In many ways, the Great Acceleration is a positive story. It’s the story of lifting billions of people out of extreme poverty, and the spread of basic freedoms across the globe. But with that came an exponential increase in the demand for food, water and energy.
Our rapidly growing footprint on this world comes at a cost: in less than a single person’s lifetime, global wildlife populations have declined by 60 percent.That’s the finding of WWF’s recent “Living Planet Report,” which tracked thousands of populations of mammals, fish, birds, amphibians and reptiles between 1970 and 2014.
We’re witnessing the largest loss of Earth’s biodiversity — the vast, varied and delicate web of all living things and the ecosystems that sustain them — since a cataclysmic event wiped out the dinosaurs 66 million years ago. Today, humans are the main culprit for biodiversity loss, primarily through unsustainable fishing, hunting and conversion of land for agriculture. But we are also the only species capable of bringing it to an end.
Why should we care about biodiversity loss? Simply put, our planet’s natural bounty helped write the Great Acceleration’s inspiring story of human progress. From the food we eat to many of the medications introduced in the last 25 years, the value that biodiversity provides is essential to our survival as a species.
It’s not too late to course correct. Life is resilient. Life bounces back — when given half a chance. We’ve seen it right here in the U.S. By the 19th century, logging, the fur trade and other economic activities had reduced forest cover in New England to roughly 30 to 40 percent and driven species like moose, deer and beaver to the brink.
Today, thanks to a mix of conservation efforts and societal changes that shifted the region’s economy away from land-intensive activities, forest covers 80 percent of the region. It’s the single greatest restoration of forest in the Americas in more than a millennium.
History also tells us that government action can help stop biodiversity loss on a national scale. The Endangered Species Act (ESA), enacted in 1973, is one of the cornerstones of American conservation and a model that has inspired conservation laws worldwide. Some 99 percent of the species protected under the ESA have avoided extinction, and iconic species like the bald eagle have enjoyed remarkable comebacks.

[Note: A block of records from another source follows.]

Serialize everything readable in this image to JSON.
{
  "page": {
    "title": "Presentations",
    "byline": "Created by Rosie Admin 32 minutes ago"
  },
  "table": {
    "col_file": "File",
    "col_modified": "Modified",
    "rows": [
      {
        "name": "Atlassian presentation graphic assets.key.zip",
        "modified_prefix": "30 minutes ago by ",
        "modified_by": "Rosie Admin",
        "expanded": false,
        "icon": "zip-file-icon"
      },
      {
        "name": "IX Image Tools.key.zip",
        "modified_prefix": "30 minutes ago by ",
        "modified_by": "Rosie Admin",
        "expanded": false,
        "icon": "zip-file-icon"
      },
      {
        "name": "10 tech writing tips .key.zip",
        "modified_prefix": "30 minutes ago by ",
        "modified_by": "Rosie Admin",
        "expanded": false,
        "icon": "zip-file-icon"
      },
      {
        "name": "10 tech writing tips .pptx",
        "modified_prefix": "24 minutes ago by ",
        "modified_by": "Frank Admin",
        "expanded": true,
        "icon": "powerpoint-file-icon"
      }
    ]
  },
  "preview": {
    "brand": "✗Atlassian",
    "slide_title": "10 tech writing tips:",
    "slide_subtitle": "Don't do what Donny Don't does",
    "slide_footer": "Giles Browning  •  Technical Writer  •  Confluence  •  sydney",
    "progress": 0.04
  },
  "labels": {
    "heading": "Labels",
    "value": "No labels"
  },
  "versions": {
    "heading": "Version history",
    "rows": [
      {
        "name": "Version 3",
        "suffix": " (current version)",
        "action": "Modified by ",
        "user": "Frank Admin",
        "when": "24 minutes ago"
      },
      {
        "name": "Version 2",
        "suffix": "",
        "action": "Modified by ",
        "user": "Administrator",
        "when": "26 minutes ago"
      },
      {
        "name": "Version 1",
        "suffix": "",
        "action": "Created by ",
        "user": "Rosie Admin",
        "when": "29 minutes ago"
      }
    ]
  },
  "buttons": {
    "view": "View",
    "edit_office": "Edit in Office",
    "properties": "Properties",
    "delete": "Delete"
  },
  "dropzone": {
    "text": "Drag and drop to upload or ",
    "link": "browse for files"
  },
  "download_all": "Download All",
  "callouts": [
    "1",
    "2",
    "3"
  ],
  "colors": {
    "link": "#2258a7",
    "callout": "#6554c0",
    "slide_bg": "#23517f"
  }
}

How do we recreate these success stories on a global scale? Just as the climate threat called for the global pact agreed to in Paris in 2015, we ultimately need a global deal to save nature. Indeed, our efforts to protect biodiversity and slow climate change go hand in hand, for the same ecosystems that keep carbon out of the atmosphere also provide shelter, sustenance and other essential resources for countless species — including us.
This is our shared challenge, and our shared responsibility. Another 50 years from now, what will be the next global headline for humanity? Will it be that we sat on our hands and let our world deteriorate unchecked? Or will it be that we acted in time to save nature — and ourselves?
Nik Sekhran is chief conservation officer at World Wildlife Fund (WWF). Previously, he worked at the United Nations Development Programme (UNDP), where he served most recently as the director for Sustainable Development, leading a team of over 200 staff dedicated to advancing the UN sustainable development goals.